Summary: Analysis of the speech spectrogram, and how the energy in speech effects the design of systems for transmiting speech.
When we speak, pitch and the vocal tract's transfer function are not static; they change according to their control signals to produce speech. Engineers typically display how the speech spectrum changes over time with what is known as a spectrogram Figure 1.
| spectrogram |
|---|
![]() |
Note how the line spectrum, which indicates how the pitch changes, is visible during the vowels, but not during the consonants (like the ce in "Rice").
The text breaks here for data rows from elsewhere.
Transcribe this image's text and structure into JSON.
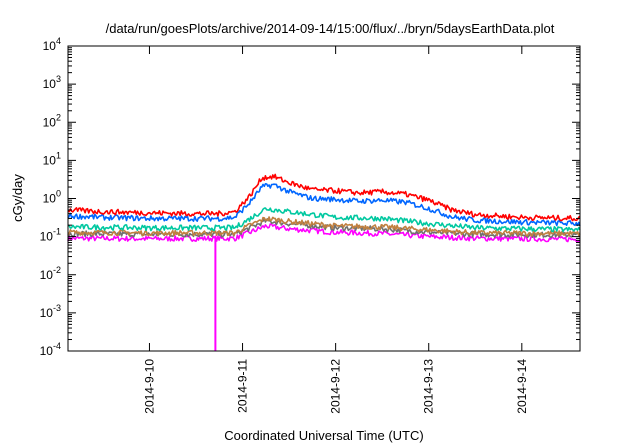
{
  "chart_data": {
    "type": "line",
    "title": "/data/run/goesPlots/archive/2014-09-14/15:00/flux/../bryn/5daysEarthData.plot",
    "xlabel": "Coordinated Universal Time (UTC)",
    "ylabel": "cGy/day",
    "y_scale": "log",
    "ylim": [
      0.0001,
      10000
    ],
    "y_ticks": [
      {
        "base": "10",
        "exp": "-4",
        "value": 0.0001
      },
      {
        "base": "10",
        "exp": "-3",
        "value": 0.001
      },
      {
        "base": "10",
        "exp": "-2",
        "value": 0.01
      },
      {
        "base": "10",
        "exp": "-1",
        "value": 0.1
      },
      {
        "base": "10",
        "exp": "0",
        "value": 1
      },
      {
        "base": "10",
        "exp": "1",
        "value": 10
      },
      {
        "base": "10",
        "exp": "2",
        "value": 100
      },
      {
        "base": "10",
        "exp": "3",
        "value": 1000
      },
      {
        "base": "10",
        "exp": "4",
        "value": 10000
      }
    ],
    "xlim": [
      "2014-09-09 03:00",
      "2014-09-14 15:00"
    ],
    "x_ticks": [
      "2014-9-10",
      "2014-9-11",
      "2014-9-12",
      "2014-9-13",
      "2014-9-14"
    ],
    "grid": false,
    "series": [
      {
        "color": "#ff0000",
        "x": [
          "2014-09-09 03:00",
          "2014-09-09 12:00",
          "2014-09-10 00:00",
          "2014-09-10 12:00",
          "2014-09-10 18:00",
          "2014-09-10 22:00",
          "2014-09-11 02:00",
          "2014-09-11 05:00",
          "2014-09-11 08:00",
          "2014-09-11 12:00",
          "2014-09-11 18:00",
          "2014-09-12 00:00",
          "2014-09-12 06:00",
          "2014-09-12 12:00",
          "2014-09-12 18:00",
          "2014-09-13 00:00",
          "2014-09-13 06:00",
          "2014-09-13 12:00",
          "2014-09-14 00:00",
          "2014-09-14 15:00"
        ],
        "values": [
          0.5,
          0.45,
          0.42,
          0.4,
          0.4,
          0.45,
          1.2,
          3.5,
          3.8,
          2.6,
          1.7,
          1.6,
          1.4,
          1.5,
          1.3,
          0.9,
          0.5,
          0.38,
          0.32,
          0.3
        ]
      },
      {
        "color": "#0066ff",
        "x": [
          "2014-09-09 03:00",
          "2014-09-09 12:00",
          "2014-09-10 00:00",
          "2014-09-10 12:00",
          "2014-09-10 18:00",
          "2014-09-10 22:00",
          "2014-09-11 02:00",
          "2014-09-11 05:00",
          "2014-09-11 08:00",
          "2014-09-11 12:00",
          "2014-09-11 18:00",
          "2014-09-12 00:00",
          "2014-09-12 06:00",
          "2014-09-12 12:00",
          "2014-09-12 18:00",
          "2014-09-13 00:00",
          "2014-09-13 06:00",
          "2014-09-13 12:00",
          "2014-09-14 00:00",
          "2014-09-14 15:00"
        ],
        "values": [
          0.35,
          0.32,
          0.3,
          0.3,
          0.3,
          0.32,
          0.8,
          2.0,
          2.3,
          1.5,
          1.0,
          0.95,
          0.85,
          0.9,
          0.8,
          0.55,
          0.33,
          0.27,
          0.24,
          0.22
        ]
      },
      {
        "color": "#00c8a0",
        "x": [
          "2014-09-09 03:00",
          "2014-09-10 00:00",
          "2014-09-10 22:00",
          "2014-09-11 02:00",
          "2014-09-11 06:00",
          "2014-09-11 12:00",
          "2014-09-12 00:00",
          "2014-09-12 12:00",
          "2014-09-13 00:00",
          "2014-09-13 12:00",
          "2014-09-14 15:00"
        ],
        "values": [
          0.18,
          0.17,
          0.17,
          0.3,
          0.55,
          0.45,
          0.32,
          0.3,
          0.22,
          0.17,
          0.15
        ]
      },
      {
        "color": "#c08040",
        "x": [
          "2014-09-09 03:00",
          "2014-09-10 00:00",
          "2014-09-10 22:00",
          "2014-09-11 02:00",
          "2014-09-11 06:00",
          "2014-09-11 12:00",
          "2014-09-12 00:00",
          "2014-09-12 12:00",
          "2014-09-13 00:00",
          "2014-09-13 12:00",
          "2014-09-14 15:00"
        ],
        "values": [
          0.13,
          0.125,
          0.125,
          0.2,
          0.3,
          0.25,
          0.19,
          0.18,
          0.15,
          0.125,
          0.12
        ]
      },
      {
        "color": "#707070",
        "x": [
          "2014-09-09 03:00",
          "2014-09-10 00:00",
          "2014-09-10 22:00",
          "2014-09-11 02:00",
          "2014-09-11 06:00",
          "2014-09-11 12:00",
          "2014-09-12 00:00",
          "2014-09-12 12:00",
          "2014-09-13 00:00",
          "2014-09-13 12:00",
          "2014-09-14 15:00"
        ],
        "values": [
          0.12,
          0.115,
          0.115,
          0.17,
          0.26,
          0.22,
          0.17,
          0.16,
          0.13,
          0.115,
          0.11
        ]
      },
      {
        "color": "#ff00ff",
        "x": [
          "2014-09-09 03:00",
          "2014-09-10 00:00",
          "2014-09-10 22:00",
          "2014-09-11 02:00",
          "2014-09-11 06:00",
          "2014-09-11 12:00",
          "2014-09-12 00:00",
          "2014-09-12 12:00",
          "2014-09-13 00:00",
          "2014-09-13 12:00",
          "2014-09-14 15:00"
        ],
        "values": [
          0.09,
          0.088,
          0.09,
          0.13,
          0.19,
          0.16,
          0.13,
          0.12,
          0.1,
          0.09,
          0.085
        ]
      }
    ],
    "annotations": [
      {
        "type": "vertical_line",
        "color": "#ff00ff",
        "x": "2014-09-10 17:00",
        "from": 0.0001,
        "to": 0.1
      }
    ]
  }
}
The fundamental model for speech indicates how engineers use the physics underlying the signal generation process and exploit its structure to produce a systems model that suppresses the physics while emphasizing how the signal is "constructed." From everyday life, we know that speech contains a wealth of information. We want to determine how to transmit and receive it. Efficient and effective speech transmission requires us to know the signal's properties and its structure (as expressed by the fundamental model of speech production). We see from Figure 1, for example, that speech contains significant energy from zero frequency up to around 5 kHz. Effective speech transmission systems must be able to cope with signals having this bandwidth. It is interesting that one system that does not support this 5 kHz bandwidth is the telephone: Telephone systems act like a bandpass filter passing energy between about 200 Hz and 3.2 kHz. The most important consequence of this filtering is the removal of high frequency energy. In our sample utterance, the "ce" sound in "Rice" contains most of its energy above 3.2 kHz; this filtering effect is why it is extremely difficult to distinguish the sounds "s" and "f" over the telephone. Radio does support this bandwidth (more about AM and FM radio systems later). Efficient speech transmission systems exploit the speech signal's special structure: What makes speech speech? You can conjure many signals that span the same frequencies as speech—car engine sounds, violin music, dog barks—but don't sound at all like speech. We shall learn later that transmission of any 5 kHz bandwidth signal requires about 80 kbps (thousands of bits per second) to transmit digitally. Speech signals can be transmitted using less than 1 kbps because of its special structure. Reducing the "digital bandwidth" so drastically took engineers many years. They developed signal processing and coding methods that could deal effectively with speech without destroying it. If you used a speech transmission system to send a violin sound, it would arrive horribly distorted; speech transmitted the same way would sound fine.